Tayo Ogedengbe

No. 15 – Surrey Scorchers
- Position: Forward / guard
- League: British Basketball League

Personal information
- Born: 15 May 1987 (age 39) Hammersmith, England
- Listed height: 6 ft 4 in (1.93 m)
- Listed weight: 210 lb (95 kg)

Career information
- College: Temple University
- NBA draft: 2009: undrafted
- Playing career: 2007–present

Career history
- 2007–2008: London Capital
- 2008–2009: Canarias Basketball Academy
- 2009–2012: Guildford Heat
- 2012–2013: London Lions
- 2013–2014: Calais Basket Cheminots
- 2014–2015: Glasgow Rocks
- 2015–2024: Surrey Scorchers
- 2024- present: Surrey 89ers

= Tayo Ogedengbe =

British basketball player (born 1987)

Omotayo Ogedengbe (born 12 May 1987) is a British professional basketball player who currently plays for the Surrey Scorchers in the British Basketball League.

== Early life ==
Ogedenbge began playing basketball aged 17 for local team the Ealing Tornados. After winning the Under-18 conference, he was selected to play for the England U18 national team.

== College career ==
After his performances for Ealing Tornados, he was rewarded with a half-scholarship to Temple University in Philadelphia, but returned after three months to debut for the London Towers.

== Professional career ==
In 2007, Ogedenge joined British Basketball League team London Capital and averaged 7.3 points per game in his debut season. He then moved to Spain for a year to join the Grand Canaries Basketball Academy.

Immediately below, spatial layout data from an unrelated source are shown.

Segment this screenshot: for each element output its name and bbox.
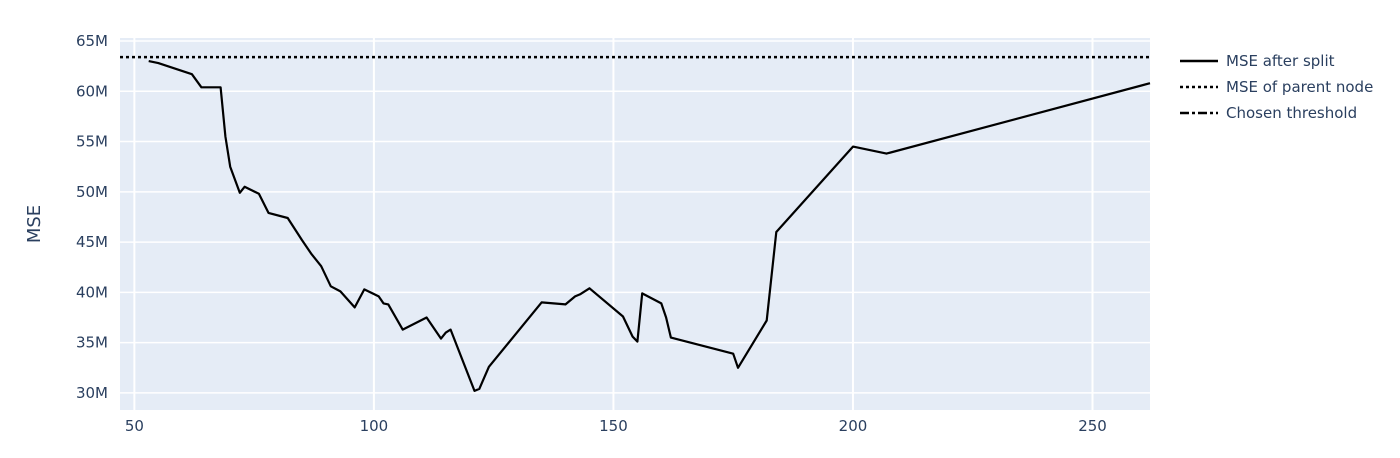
y-tick-label: 55M xyxy=(76,133,108,151)
x-tick-label: 150 xyxy=(599,417,628,435)
x-tick-label: 200 xyxy=(839,417,868,435)
plot-area xyxy=(120,38,1150,410)
y-tick-label: 45M xyxy=(76,233,108,251)
x-tick-label: 250 xyxy=(1078,417,1107,435)
legend: MSE after split MSE of parent node Chosen … xyxy=(1180,52,1373,122)
legend-label: Chosen threshold xyxy=(1226,104,1357,122)
y-tick-label: 35M xyxy=(76,334,108,352)
y-tick-label: 60M xyxy=(76,82,108,100)
y-tick-label: 50M xyxy=(76,183,108,201)
grid xyxy=(120,38,1150,410)
y-axis-title: MSE xyxy=(24,205,45,243)
series-layer xyxy=(120,55,1151,392)
y-tick-label: 30M xyxy=(76,384,108,402)
legend-label: MSE of parent node xyxy=(1226,78,1373,96)
series-line-mse-after-split xyxy=(148,60,1151,392)
y-tick-label: 40M xyxy=(76,283,108,301)
legend-label: MSE after split xyxy=(1226,52,1335,70)
x-tick-label: 50 xyxy=(125,417,144,435)
y-tick-label: 65M xyxy=(76,32,108,50)
axes: 50 100 150 200 250 30M 35M 40M 45M 50M 55M 60M 65M xyxy=(76,32,1107,435)
x-tick-label: 100 xyxy=(360,417,389,435)
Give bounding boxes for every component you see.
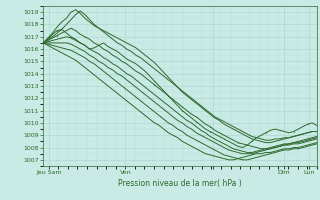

Ogedenge returned to England in 2009, and made 117 appearances over three seasons with the Guildford Heat. He later joined the London Lions for the 2012–13 season.

In 2013, he joined French team Calais Basket Cheminots and was selected for French National All-Star game. Upon returning to England once again, Ogedenge joined the Glasgow Rocks for a single season and averaged 15.3 points per game.

A year later, he became the first ever signing for the Surrey Scorchers. He was later named captain and has become the franchise's longest serving player.